Repeat with me: Health insurance does not equal health care. Health insurance does not equal health care.

Now onto the news that universal healthcare has now been launched in Massachusetts, administered by the Commonwealth Connector. As Michael Cannon at Cato notes, this strangely enough has been timed to honor Canada Day. Michael Moore would be so proud.

So lets take a look at what has actually emerged as the Universal Solution for Boston’s uninsured (thanks to David Hyman of Cato for a great paper discussing this plan). First off (and not surprising), the plan has come in overbudget.

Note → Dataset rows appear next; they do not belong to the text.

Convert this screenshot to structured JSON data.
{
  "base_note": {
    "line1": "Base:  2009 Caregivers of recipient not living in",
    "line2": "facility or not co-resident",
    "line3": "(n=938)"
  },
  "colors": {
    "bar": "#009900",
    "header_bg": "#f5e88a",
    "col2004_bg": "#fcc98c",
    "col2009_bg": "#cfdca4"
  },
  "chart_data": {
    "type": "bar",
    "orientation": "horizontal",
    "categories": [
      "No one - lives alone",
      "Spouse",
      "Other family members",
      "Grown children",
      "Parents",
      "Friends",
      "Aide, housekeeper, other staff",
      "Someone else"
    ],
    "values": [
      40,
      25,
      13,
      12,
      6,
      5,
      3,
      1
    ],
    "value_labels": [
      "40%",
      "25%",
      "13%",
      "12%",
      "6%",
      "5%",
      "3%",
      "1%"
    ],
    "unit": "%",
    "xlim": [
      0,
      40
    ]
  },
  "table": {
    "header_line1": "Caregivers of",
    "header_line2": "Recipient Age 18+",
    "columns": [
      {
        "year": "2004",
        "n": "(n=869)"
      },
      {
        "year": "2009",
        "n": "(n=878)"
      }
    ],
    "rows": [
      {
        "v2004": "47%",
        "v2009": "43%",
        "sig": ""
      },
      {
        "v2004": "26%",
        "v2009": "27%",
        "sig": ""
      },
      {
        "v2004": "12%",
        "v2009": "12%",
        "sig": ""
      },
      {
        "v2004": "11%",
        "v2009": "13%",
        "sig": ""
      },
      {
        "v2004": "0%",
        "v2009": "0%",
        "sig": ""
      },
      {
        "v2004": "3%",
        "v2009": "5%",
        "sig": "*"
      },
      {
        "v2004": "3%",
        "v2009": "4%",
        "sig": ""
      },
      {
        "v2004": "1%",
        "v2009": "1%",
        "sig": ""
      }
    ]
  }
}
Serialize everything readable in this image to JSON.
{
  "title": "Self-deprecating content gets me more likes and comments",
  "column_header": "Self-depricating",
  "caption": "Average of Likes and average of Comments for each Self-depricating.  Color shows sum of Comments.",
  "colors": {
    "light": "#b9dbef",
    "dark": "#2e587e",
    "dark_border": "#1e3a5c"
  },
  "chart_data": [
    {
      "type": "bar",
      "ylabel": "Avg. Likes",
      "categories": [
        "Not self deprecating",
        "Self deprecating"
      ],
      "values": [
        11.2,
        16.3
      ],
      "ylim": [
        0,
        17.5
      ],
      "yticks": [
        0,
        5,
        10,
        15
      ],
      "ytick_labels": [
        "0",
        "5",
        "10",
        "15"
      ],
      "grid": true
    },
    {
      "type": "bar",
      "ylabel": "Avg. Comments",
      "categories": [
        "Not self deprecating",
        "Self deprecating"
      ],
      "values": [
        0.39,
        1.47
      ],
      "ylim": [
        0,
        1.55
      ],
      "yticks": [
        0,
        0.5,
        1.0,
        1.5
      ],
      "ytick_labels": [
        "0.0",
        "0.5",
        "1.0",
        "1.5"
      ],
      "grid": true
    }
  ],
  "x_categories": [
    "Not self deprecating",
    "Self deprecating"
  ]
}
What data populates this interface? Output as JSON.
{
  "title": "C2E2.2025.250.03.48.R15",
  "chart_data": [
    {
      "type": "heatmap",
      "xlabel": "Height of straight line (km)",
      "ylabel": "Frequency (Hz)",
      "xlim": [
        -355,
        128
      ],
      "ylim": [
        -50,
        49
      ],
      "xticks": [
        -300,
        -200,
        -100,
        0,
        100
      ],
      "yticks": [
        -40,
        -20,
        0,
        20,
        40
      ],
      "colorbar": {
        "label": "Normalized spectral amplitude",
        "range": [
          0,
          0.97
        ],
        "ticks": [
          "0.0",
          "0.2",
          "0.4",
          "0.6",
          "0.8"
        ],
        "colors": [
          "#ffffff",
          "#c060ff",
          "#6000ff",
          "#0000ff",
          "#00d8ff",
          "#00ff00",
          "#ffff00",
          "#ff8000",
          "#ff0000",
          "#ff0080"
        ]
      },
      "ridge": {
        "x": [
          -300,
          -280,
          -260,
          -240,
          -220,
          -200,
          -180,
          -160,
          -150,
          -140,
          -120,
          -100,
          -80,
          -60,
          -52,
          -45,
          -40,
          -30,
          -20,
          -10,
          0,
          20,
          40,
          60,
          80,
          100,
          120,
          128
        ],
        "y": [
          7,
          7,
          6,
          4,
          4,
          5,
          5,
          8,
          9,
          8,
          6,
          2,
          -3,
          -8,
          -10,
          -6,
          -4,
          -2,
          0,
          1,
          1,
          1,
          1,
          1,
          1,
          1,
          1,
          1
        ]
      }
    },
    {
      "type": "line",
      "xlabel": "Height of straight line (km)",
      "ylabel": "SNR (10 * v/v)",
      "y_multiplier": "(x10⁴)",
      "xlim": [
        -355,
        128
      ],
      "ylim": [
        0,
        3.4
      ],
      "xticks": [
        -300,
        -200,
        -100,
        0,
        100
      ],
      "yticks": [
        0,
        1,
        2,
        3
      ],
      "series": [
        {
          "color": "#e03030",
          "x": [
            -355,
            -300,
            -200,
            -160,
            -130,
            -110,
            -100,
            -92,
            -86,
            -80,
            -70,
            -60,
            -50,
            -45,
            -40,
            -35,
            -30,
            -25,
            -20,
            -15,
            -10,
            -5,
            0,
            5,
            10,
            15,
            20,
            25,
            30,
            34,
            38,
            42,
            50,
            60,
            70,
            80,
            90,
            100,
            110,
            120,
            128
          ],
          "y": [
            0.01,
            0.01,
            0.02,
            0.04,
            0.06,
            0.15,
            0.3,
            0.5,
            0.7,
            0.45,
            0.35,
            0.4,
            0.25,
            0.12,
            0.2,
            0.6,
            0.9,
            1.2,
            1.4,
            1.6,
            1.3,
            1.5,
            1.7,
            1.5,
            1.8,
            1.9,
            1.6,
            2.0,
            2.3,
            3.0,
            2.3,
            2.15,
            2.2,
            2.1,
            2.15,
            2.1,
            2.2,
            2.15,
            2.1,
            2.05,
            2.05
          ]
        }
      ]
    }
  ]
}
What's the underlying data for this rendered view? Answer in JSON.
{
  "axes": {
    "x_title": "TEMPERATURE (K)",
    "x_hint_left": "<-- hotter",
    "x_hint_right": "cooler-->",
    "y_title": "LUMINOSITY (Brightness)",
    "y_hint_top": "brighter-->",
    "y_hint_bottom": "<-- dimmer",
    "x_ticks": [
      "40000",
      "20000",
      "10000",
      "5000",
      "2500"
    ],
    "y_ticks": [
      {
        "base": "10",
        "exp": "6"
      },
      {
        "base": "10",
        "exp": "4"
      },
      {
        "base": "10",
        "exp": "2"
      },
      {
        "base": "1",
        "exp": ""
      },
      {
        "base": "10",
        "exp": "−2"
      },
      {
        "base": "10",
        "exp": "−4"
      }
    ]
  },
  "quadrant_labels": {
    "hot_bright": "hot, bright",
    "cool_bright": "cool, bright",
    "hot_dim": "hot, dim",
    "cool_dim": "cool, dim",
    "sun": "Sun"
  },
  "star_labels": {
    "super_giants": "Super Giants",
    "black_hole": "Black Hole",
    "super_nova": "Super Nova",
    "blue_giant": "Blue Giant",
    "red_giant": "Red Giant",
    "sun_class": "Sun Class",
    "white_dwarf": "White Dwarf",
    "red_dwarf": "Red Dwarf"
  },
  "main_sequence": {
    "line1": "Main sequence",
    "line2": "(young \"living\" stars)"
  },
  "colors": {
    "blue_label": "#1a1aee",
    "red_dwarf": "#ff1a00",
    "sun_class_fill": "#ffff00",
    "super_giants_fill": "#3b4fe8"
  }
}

Originally promised by Mitt Romney at around $200/month, initial versions of the plan came in at an average of $300/month, with even high-deductible versions starting at $210. And that is just the average. The plan allows for different rates by age, so coverage for older individuals could start over $500/month for those in their 50′s for a high-deductible plan. This means, a healthy 50 year old who had low risk and no need to go to the doctor would see $6000+ annually evaporate under the state mandate. And those with care (under a high deductible policy) would need to shell out substantial additional dollars before getting anything back from the insurance companies. Does this strike anyone else as insane (outside of the fact that it already works this way today)? But it does make me ask why I should subsidize the nimwit who spent his 20s -40s eating Big Macs when he has a heart attack–when I’m spending quite a bit more time and money to eat well and get back to the gym (to eliminate my 20 lb gain while at McKinsey).

Even for the young (18-26 year olds not expected to use the system), plans were reported as starting at $119/month for limited coverage. Again $1500/yr goes up in smoke for young people who could use it for many other things. I’m older than that, and I still got cheaper coverage in California– and will continue to escalate the deductible as my HSA balances grow.